Formal Dances are for Students, Not Parents

Too often parents want to stop in at their children’s prom to snap a picture.   No matter the justification, the function is not for the parent, it’s only for the young adult.

Parents should not have to worry about their children at the formal since each child has been given all the skills necessary to conduct himself as a young adult.  If any student acts like a child at the event, there are plenty of chaperones to correct the behavior.   Even the chaperones allow the kids to be adults.  As chaperones, we welcome the kids, keep a watchful eye, but for the most part, the evening is for the kids, not us.  We keep our respectful distance.

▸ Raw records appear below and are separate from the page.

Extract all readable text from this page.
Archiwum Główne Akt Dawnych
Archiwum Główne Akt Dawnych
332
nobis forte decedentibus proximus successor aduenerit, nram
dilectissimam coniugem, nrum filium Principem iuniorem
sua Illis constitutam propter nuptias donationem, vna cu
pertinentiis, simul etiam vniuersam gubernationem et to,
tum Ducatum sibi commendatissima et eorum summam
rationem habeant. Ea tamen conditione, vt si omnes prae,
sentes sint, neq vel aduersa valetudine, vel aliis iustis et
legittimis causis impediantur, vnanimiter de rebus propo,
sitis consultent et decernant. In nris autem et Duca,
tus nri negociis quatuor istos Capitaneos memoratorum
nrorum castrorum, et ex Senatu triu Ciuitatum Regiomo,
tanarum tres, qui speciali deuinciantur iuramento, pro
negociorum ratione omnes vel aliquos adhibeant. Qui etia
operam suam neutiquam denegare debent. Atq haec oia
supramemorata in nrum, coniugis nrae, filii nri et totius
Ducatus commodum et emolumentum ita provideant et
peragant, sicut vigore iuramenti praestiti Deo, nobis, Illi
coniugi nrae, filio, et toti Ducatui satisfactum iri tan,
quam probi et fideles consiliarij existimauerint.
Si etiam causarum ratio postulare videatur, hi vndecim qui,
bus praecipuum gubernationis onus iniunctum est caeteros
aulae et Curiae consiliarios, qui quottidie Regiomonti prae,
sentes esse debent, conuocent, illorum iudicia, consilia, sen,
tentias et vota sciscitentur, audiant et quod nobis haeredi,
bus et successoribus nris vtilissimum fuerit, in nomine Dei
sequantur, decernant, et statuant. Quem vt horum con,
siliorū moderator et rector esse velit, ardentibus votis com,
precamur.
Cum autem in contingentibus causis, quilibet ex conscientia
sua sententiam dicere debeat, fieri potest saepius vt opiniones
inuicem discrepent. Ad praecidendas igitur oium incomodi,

As a teacher in my children’s school, I removed myself from all their social events.  I believed, correctly I might add, that they did not want their mother at their events.  I did chaperone, but not for their proms.  I did visit my students at proms, as they’d asked me to do, but not during my kids’ formals.  I believed my son and daughter needed their personal experiences to prepare for the future.    Though my children never discussed it, I know they appreciated that Mom wasn’t there in the teacher, or mom capacity.

So, what to do?  Take pictures before prom and ask your child to take pictures for you to see during the prom.  If your child doesn’t bring pictures home, it may be he had too much fun to worry about pictures, or she simply wanted the evening to be her own.

Here’s an option. Make prom night a special night for yourself.  Go to dinner, have a good time with your friends.  This night is preparing your child for a life without you and it should also be preparing you for a life when your child leaves the nest.